Le colonat européen, les pieds-noirs ont une part de responsabilité dans le drame algérien qui est notamment la guerre d’Algérie de 1954 à 1962 provoquant du côté européens près de 35000 morts et du côté musulman de 300000 à 350000 morts.

« Groupe des six », chefs du FLN. Photo prise juste avant le déclenchement de la guerre le 1er novembre 1954. Debout, de gauche à droite : Rabah Bitat, Mostefa Ben Boulaïd, Didouche Mourad et Mohamed Boudiaf. Assis : Krim Belkacem à gauche, et Larbi Ben M'hidi à droite.

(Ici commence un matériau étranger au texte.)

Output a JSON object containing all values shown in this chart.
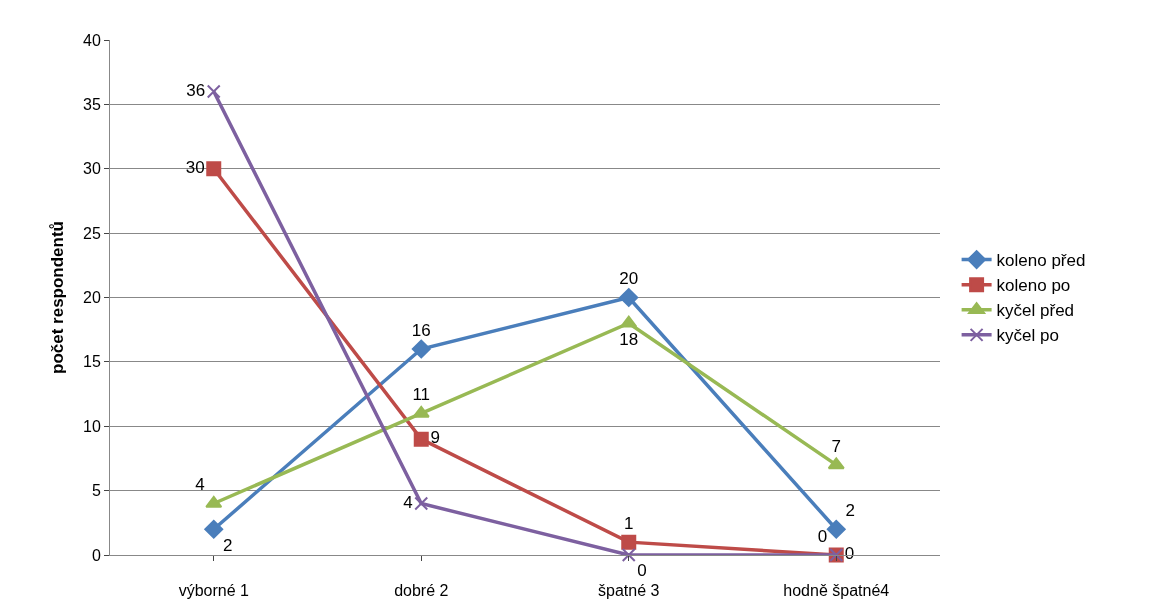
{
  "chart_data": {
    "type": "line",
    "ylabel": "počet respondentů",
    "categories": [
      "výborné 1",
      "dobré 2",
      "špatné 3",
      "hodně špatné4"
    ],
    "series": [
      {
        "name": "koleno před",
        "color": "#4a7ebb",
        "marker": "diamond",
        "values": [
          2,
          16,
          20,
          2
        ]
      },
      {
        "name": "koleno po",
        "color": "#be4b48",
        "marker": "square",
        "values": [
          30,
          9,
          1,
          0
        ]
      },
      {
        "name": "kyčel před",
        "color": "#98b954",
        "marker": "triangle",
        "values": [
          4,
          11,
          18,
          7
        ]
      },
      {
        "name": "kyčel po",
        "color": "#7d60a0",
        "marker": "cross",
        "values": [
          36,
          4,
          0,
          0
        ]
      }
    ],
    "ylim": [
      0,
      40
    ],
    "yticks": [
      0,
      5,
      10,
      15,
      20,
      25,
      30,
      35,
      40
    ],
    "grid": "y",
    "legend": "right",
    "data_labels": true
  }
}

Les français d’Algérie ont refusé obstinément toute réforme aboutissant au déracinement final du peuple européen d’Algérie. Cet exode s’effectue dans des conditions tragiques, en trois mois de mai à juillet 1962 800000 pieds-noirs quittent l’Algérie vécu comme un exile et un déracinement.

Le Front de Libération National est fondé au Caire en 1954 s’employant à éliminer durant la guerre et après toutes les autres formations nationalistes concurrentes s’imposant comme le parti unique du gouvernement algérien instauré en 1962. Après l’indépendance le FLN crispe la jeunesse algérienne et les forces algériennes, l’exclusivisme va aboutir à une guerre civile qui depuis 1992 ravage le pays.

Après l’indépendance et la récupération des richesses nationales, aux dépens des anciens colons, donne lieu à l’immigration algérienne vers la métropole qui se poursuit et s’intensifie en raison de l’imprévoyance démographique, mais surtout de l’inefficacité économique de l’État postcolonial.

Dans une telle perspective et au-delà de l’appréciation des responsabilités individuelles ou collectives, l’histoire de la colonisation française en Algérie révèle que bien que vaincus, dépouillés et humiliés, les musulmans algériens n’ont jamais renoncés, dans leur très grande majorité, ils ne cédèrent pas.